Nach der Rechtsprechung des Europäischen Gerichtshofs ist die Vorschrift des Art. 16 Nr. 1 EuGVÜ nicht weiter auslegen, als es ihrem Ziel entsprechend erforderlich ist (Kropholler a.a.O., Art, 16 Rdn. 18 m.N.). Die ausschließliche internationale Zuständigkeit der Gerichte des Belegenheitsstaates für Rechtsstreitigkeiten über die Rechte und Pflichten aus Miet- und Pachtverhältnissen, unabhängig von ihrer Dauer, ist aber nach der Rechtsprechung des Europäischen Gerichtshofs nur deshalb gerechtfertigt, weil in derartigen Streitigkeiten Regelungen des Eigentums an Immobilien und zwingenden Sondervorschriften des Belegenheitsstaates über die Miet- und Pachtverhältnisse entscheidungserheblich sein können (EuGH, Urteil vom 15. Januar 1985, Rösler/Rottwinkel, Rs. 241/83, Slg. 1985, 99, 102 = NJW 1985, 905 IPRAX 1986, 97 mit Anm. von Kreuzer a.a.O. 75; Kropholler a.a.O., Art. 16 Rdn. 19 m. w. N.).
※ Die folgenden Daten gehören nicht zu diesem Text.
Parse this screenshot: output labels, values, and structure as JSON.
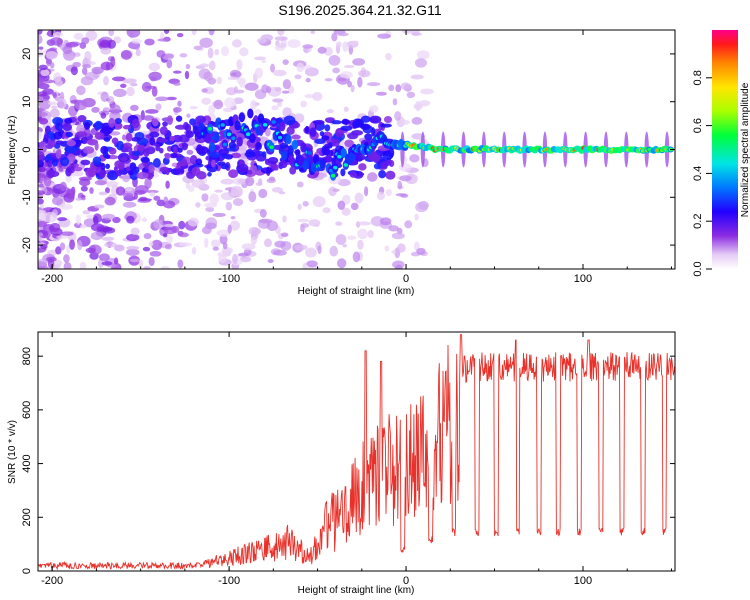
{
  "title": "S196.2025.364.21.32.G11",
  "chart_data": [
    {
      "type": "heatmap",
      "name": "spectrogram",
      "xlabel": "Height of straight line (km)",
      "ylabel": "Frequency (Hz)",
      "xlim": [
        -208,
        152
      ],
      "ylim": [
        -25,
        25
      ],
      "xticks": [
        -200,
        -100,
        0,
        100
      ],
      "xtick_labels": [
        "-200",
        "-100",
        "0",
        "100"
      ],
      "yticks": [
        -20,
        -10,
        0,
        10,
        20
      ],
      "ytick_labels": [
        "-20",
        "-10",
        "0",
        "10",
        "20"
      ],
      "colorbar": {
        "label": "Normalized spectral amplitude",
        "range": [
          0,
          1
        ],
        "ticks": [
          0.0,
          0.2,
          0.4,
          0.6,
          0.8
        ],
        "tick_labels": [
          "0.0",
          "0.2",
          "0.4",
          "0.6",
          "0.8"
        ]
      },
      "ridge": [
        {
          "x": -115,
          "f": 3
        },
        {
          "x": -100,
          "f": 3
        },
        {
          "x": -90,
          "f": 5
        },
        {
          "x": -80,
          "f": 4
        },
        {
          "x": -70,
          "f": 2
        },
        {
          "x": -60,
          "f": -2
        },
        {
          "x": -50,
          "f": -2
        },
        {
          "x": -40,
          "f": -3
        },
        {
          "x": -30,
          "f": 0
        },
        {
          "x": -20,
          "f": 0
        },
        {
          "x": -15,
          "f": 3
        },
        {
          "x": -10,
          "f": 1
        },
        {
          "x": 0,
          "f": 1
        },
        {
          "x": 10,
          "f": 0.5
        },
        {
          "x": 20,
          "f": 0
        },
        {
          "x": 150,
          "f": 0
        }
      ]
    },
    {
      "type": "line",
      "name": "snr",
      "xlabel": "Height of straight line (km)",
      "ylabel": "SNR (10 * v/v)",
      "xlim": [
        -208,
        152
      ],
      "ylim": [
        0,
        890
      ],
      "xticks": [
        -200,
        -100,
        0,
        100
      ],
      "xtick_labels": [
        "-200",
        "-100",
        "0",
        "100"
      ],
      "yticks": [
        0,
        200,
        400,
        600,
        800
      ],
      "ytick_labels": [
        "0",
        "200",
        "400",
        "600",
        "800"
      ],
      "color": "#e8312a",
      "envelope": [
        {
          "x": -208,
          "y": 20
        },
        {
          "x": -120,
          "y": 20
        },
        {
          "x": -100,
          "y": 60
        },
        {
          "x": -80,
          "y": 100
        },
        {
          "x": -65,
          "y": 140
        },
        {
          "x": -55,
          "y": 60
        },
        {
          "x": -45,
          "y": 200
        },
        {
          "x": -35,
          "y": 280
        },
        {
          "x": -25,
          "y": 380
        },
        {
          "x": -15,
          "y": 460
        },
        {
          "x": -5,
          "y": 480
        },
        {
          "x": 5,
          "y": 540
        },
        {
          "x": 15,
          "y": 620
        },
        {
          "x": 25,
          "y": 700
        },
        {
          "x": 35,
          "y": 760
        },
        {
          "x": 152,
          "y": 760
        }
      ],
      "dips": [
        {
          "x": -2,
          "y": 60
        },
        {
          "x": 14,
          "y": 100
        },
        {
          "x": 27,
          "y": 130
        },
        {
          "x": 40,
          "y": 130
        },
        {
          "x": 51,
          "y": 130
        },
        {
          "x": 63,
          "y": 130
        },
        {
          "x": 75,
          "y": 130
        },
        {
          "x": 86,
          "y": 130
        },
        {
          "x": 98,
          "y": 130
        },
        {
          "x": 110,
          "y": 130
        },
        {
          "x": 122,
          "y": 130
        },
        {
          "x": 134,
          "y": 130
        },
        {
          "x": 146,
          "y": 130
        }
      ],
      "peaks": [
        {
          "x": -23,
          "y": 820
        },
        {
          "x": -14,
          "y": 780
        },
        {
          "x": 31,
          "y": 880
        },
        {
          "x": 62,
          "y": 860
        },
        {
          "x": 103,
          "y": 860
        }
      ]
    }
  ]
}
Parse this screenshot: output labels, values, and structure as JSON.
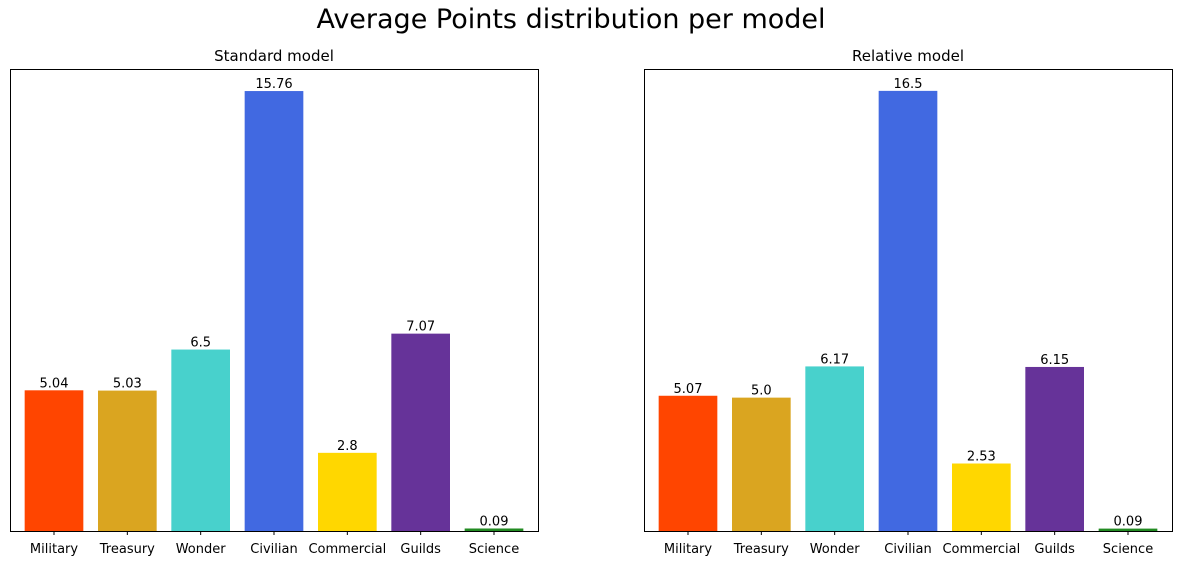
{
  "suptitle": "Average Points distribution per model",
  "chart_data": [
    {
      "type": "bar",
      "title": "Standard model",
      "xlabel": "",
      "ylabel": "",
      "categories": [
        "Military",
        "Treasury",
        "Wonder",
        "Civilian",
        "Commercial",
        "Guilds",
        "Science"
      ],
      "values": [
        5.04,
        5.03,
        6.5,
        15.76,
        2.8,
        7.07,
        0.09
      ],
      "value_labels": [
        "5.04",
        "5.03",
        "6.5",
        "15.76",
        "2.8",
        "7.07",
        "0.09"
      ],
      "colors": [
        "#FF4500",
        "#DAA520",
        "#48D1CC",
        "#4169E1",
        "#FFD700",
        "#663399",
        "#228B22"
      ],
      "ylim": [
        0,
        16.55
      ],
      "y_ticks_visible": false,
      "grid": false
    },
    {
      "type": "bar",
      "title": "Relative model",
      "xlabel": "",
      "ylabel": "",
      "categories": [
        "Military",
        "Treasury",
        "Wonder",
        "Civilian",
        "Commercial",
        "Guilds",
        "Science"
      ],
      "values": [
        5.07,
        5.0,
        6.17,
        16.5,
        2.53,
        6.15,
        0.09
      ],
      "value_labels": [
        "5.07",
        "5.0",
        "6.17",
        "16.5",
        "2.53",
        "6.15",
        "0.09"
      ],
      "colors": [
        "#FF4500",
        "#DAA520",
        "#48D1CC",
        "#4169E1",
        "#FFD700",
        "#663399",
        "#228B22"
      ],
      "ylim": [
        0,
        17.32
      ],
      "y_ticks_visible": false,
      "grid": false
    }
  ]
}
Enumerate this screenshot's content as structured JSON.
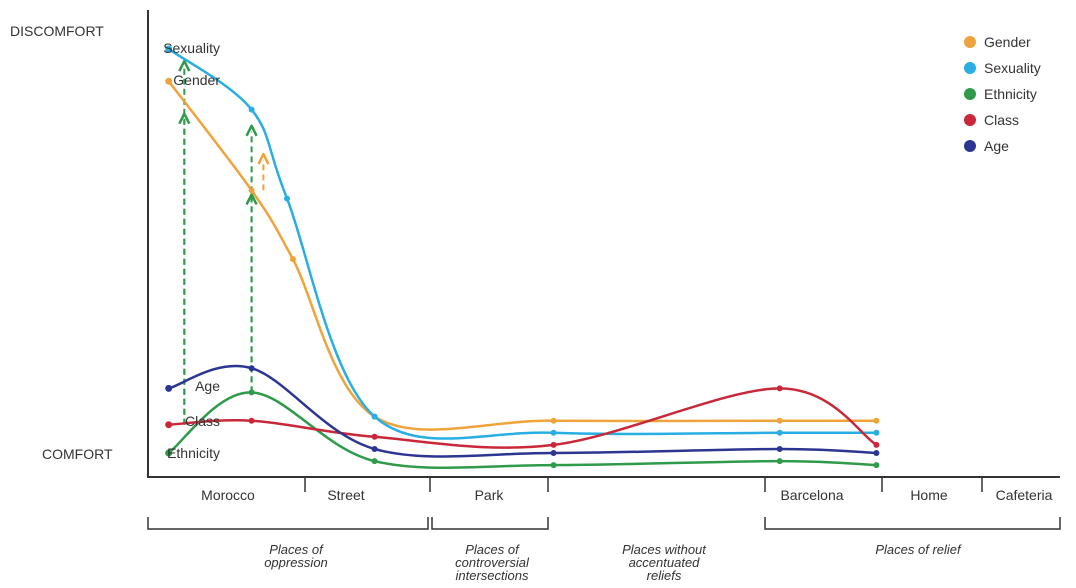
{
  "chart_data": {
    "type": "line",
    "y_axis": {
      "top_label": "DISCOMFORT",
      "bottom_label": "COMFORT",
      "ylim": [
        0,
        100
      ]
    },
    "categories": [
      "Morocco",
      "Street",
      "Park",
      "Barcelona",
      "Home",
      "Cafeteria"
    ],
    "groups": [
      {
        "label": "Places of oppression",
        "span": [
          "Morocco",
          "Street"
        ]
      },
      {
        "label": "Places of controversial intersections",
        "span": [
          "Park",
          "Park"
        ]
      },
      {
        "label": "Places without accentuated reliefs",
        "span": []
      },
      {
        "label": "Places of relief",
        "span": [
          "Barcelona",
          "Cafeteria"
        ]
      }
    ],
    "series": [
      {
        "name": "Gender",
        "color": "#f0a33a",
        "start_label": "Gender",
        "x": [
          0.62,
          1.2,
          1.55,
          2.2,
          3.2,
          3.9,
          4.55
        ],
        "values": [
          92,
          65,
          48,
          9,
          8,
          8,
          8
        ]
      },
      {
        "name": "Sexuality",
        "color": "#29aee3",
        "start_label": "Sexuality",
        "x": [
          0.62,
          1.2,
          1.5,
          2.2,
          3.2,
          3.9,
          4.55
        ],
        "values": [
          100,
          85,
          63,
          9,
          5,
          5,
          5
        ]
      },
      {
        "name": "Ethnicity",
        "color": "#2f9a4a",
        "start_label": "Ethnicity",
        "x": [
          0.62,
          1.2,
          2.2,
          3.2,
          3.9,
          4.55
        ],
        "values": [
          0,
          15,
          -2,
          -3,
          -2,
          -3
        ]
      },
      {
        "name": "Class",
        "color": "#c8283a",
        "start_label": "Class",
        "x": [
          0.62,
          1.2,
          2.2,
          3.2,
          3.9,
          4.55
        ],
        "values": [
          7,
          8,
          4,
          2,
          16,
          2
        ]
      },
      {
        "name": "Age",
        "color": "#2c3591",
        "start_label": "Age",
        "x": [
          0.62,
          1.2,
          2.2,
          3.2,
          3.9,
          4.55
        ],
        "values": [
          16,
          21,
          1,
          0,
          1,
          0
        ]
      }
    ],
    "arrows": [
      {
        "color": "#2f9a4a",
        "x": 0.72,
        "from": 7,
        "to": 97
      },
      {
        "color": "#2f9a4a",
        "x": 0.72,
        "from": 7,
        "to": 84
      },
      {
        "color": "#2f9a4a",
        "x": 1.2,
        "from": 15,
        "to": 81
      },
      {
        "color": "#2f9a4a",
        "x": 1.2,
        "from": 15,
        "to": 64
      },
      {
        "color": "#f0a33a",
        "x": 1.3,
        "from": 65,
        "to": 74
      }
    ],
    "legend": {
      "position": "top-right",
      "entries": [
        "Gender",
        "Sexuality",
        "Ethnicity",
        "Class",
        "Age"
      ]
    },
    "grid": false
  }
}
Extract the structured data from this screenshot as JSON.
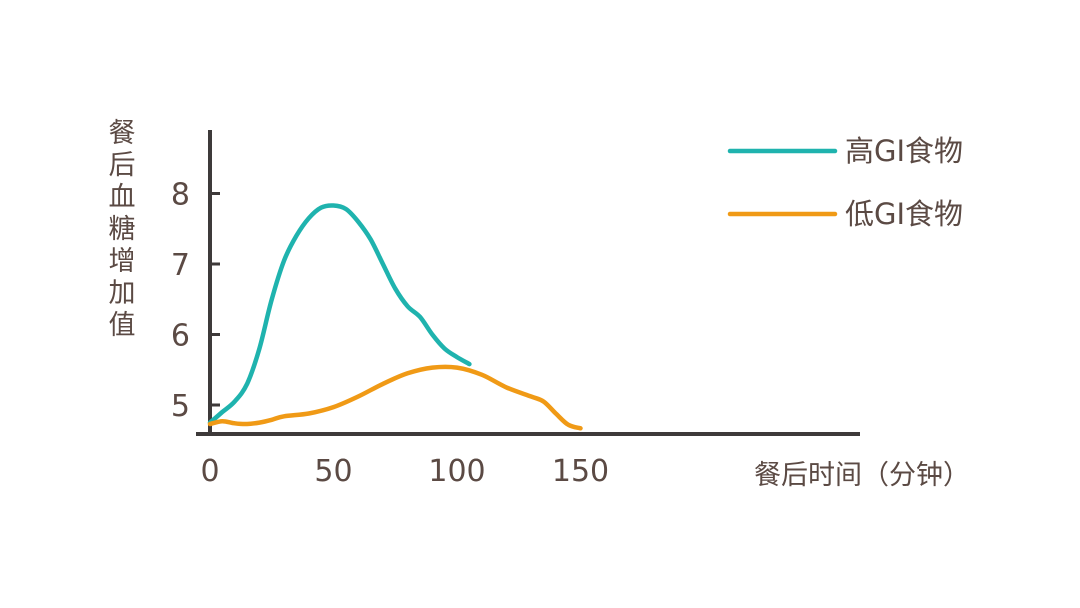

Im Hinblick auf diese Zielsetzung ist Art. 16 Nr. 1 EuGVÜ auf Klagen der vorliegenden Art nicht anzuwenden. Bei der Kontrolle von Allgemeinen Geschäftsbedingungen im Verfahren nach den §§ 13ff. AGB-Gesetz, die – wie hier – in der Bundesrepublik Deutschland bei Abschluß von Verträgen verwendet werden, die dem deutschen Recht unterliegen, sind die vom Europäischen Gerichtshof genannten Gründe für die Anwendung des Art. 16 Nr. 1 EuGVÜ ohne Bedeutung. Der deutsche Richter überprüft in Verfahren nach den §§ 13ff. AGB-Gesetz die beanstandeten Regelungen ausschließlich anhand des deutschen materiellen Rechts. Rechtsfragen, die in einem Prozeß zwischen dem Reiseveranstalter und dem Kunden über die Rückzahlung einer Kaution nach zwingenden Vorschriften über Miet- und Pachtverhältnisse des Belegenheitsstaates zu beurteilen wären, sind im Verfahren nach den §§ 13ff. AGB-Gesetz nicht entscheidungserheblich. Das Verfahren nach den §§ 13ff. AGB-Gesetz dient vielmehr einem Schutzzweck, der in Rechtsstreitigkeiten zwischen dem Reiseveranstalter und einem Kunden über die Rechte und Pflichten aus einem Überlassungsvertrag überhaupt nicht erreicht wird.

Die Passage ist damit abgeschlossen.